Every commonly-used language in the industry offers at least one XML parsing implementation. This is either baked in the standard library that comes along the language, or available in a third-party one. Here are a couple of them:

Language Implementation DOM SAX Notes
Java Standard Library
Java Standard Library
Ruby Nokogiri Wrapper around libxml2
Python Standard library
Go Standard Library
Go Gogogiri ? Wrapper around libxml2
C# Standard Library
C libxml2
C libexpat
C++ pugixml
C++ Xerces
Erlang Standard library
Erlang Fast XML
NodeJS libxmljs Wrapper around libxml
NodeJS node-expat Wrapper around libexpat

Document transformation

XSLT is a W3C specification. It allows to transform one XML document into another document in a declarative way.

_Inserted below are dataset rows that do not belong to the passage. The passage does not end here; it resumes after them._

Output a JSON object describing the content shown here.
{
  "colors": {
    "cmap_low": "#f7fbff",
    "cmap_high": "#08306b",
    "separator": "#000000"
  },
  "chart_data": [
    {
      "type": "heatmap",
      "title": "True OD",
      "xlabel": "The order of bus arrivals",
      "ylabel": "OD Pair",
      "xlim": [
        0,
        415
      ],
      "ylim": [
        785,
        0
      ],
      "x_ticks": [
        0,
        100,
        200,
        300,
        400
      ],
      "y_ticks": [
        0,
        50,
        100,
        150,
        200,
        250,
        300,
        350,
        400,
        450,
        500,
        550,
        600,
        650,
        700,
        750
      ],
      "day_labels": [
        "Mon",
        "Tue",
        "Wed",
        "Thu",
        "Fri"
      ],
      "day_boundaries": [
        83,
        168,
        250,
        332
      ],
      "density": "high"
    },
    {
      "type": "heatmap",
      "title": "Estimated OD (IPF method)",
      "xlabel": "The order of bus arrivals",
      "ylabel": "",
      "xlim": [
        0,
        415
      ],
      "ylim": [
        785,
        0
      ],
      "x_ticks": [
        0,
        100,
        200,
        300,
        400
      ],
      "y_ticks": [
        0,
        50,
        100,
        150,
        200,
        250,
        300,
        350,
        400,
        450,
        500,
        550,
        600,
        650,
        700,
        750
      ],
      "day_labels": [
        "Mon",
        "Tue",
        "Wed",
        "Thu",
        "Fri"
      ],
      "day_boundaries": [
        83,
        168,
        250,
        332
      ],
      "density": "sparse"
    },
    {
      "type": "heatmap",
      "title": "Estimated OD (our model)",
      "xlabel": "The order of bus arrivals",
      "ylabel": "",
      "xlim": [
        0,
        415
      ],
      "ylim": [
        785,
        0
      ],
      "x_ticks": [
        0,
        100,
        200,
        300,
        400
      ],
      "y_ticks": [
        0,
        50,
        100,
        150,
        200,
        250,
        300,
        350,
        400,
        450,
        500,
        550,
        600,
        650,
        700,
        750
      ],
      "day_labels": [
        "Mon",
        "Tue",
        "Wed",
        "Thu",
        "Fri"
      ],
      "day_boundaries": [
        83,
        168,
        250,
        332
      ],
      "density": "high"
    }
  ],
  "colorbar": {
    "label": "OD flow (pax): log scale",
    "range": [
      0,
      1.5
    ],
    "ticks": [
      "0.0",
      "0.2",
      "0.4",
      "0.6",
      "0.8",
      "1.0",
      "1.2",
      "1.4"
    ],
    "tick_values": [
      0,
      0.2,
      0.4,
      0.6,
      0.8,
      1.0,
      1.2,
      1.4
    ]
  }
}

Target documents can be either XML themselves, or not.

Document querying

XPath is another W3C specification. It defines how to query XML documents, similar to CSS selectors.

Conclusion

XLM has a lot of advantages compared to other more alternative technologies. In addition to what I described above, it benefits from a rich ecosystem.

It's not considered hype by a lot of young (and not so young) developers. I believe would be beneficial if our industry would value more battle-proven technologies than new shiny ones.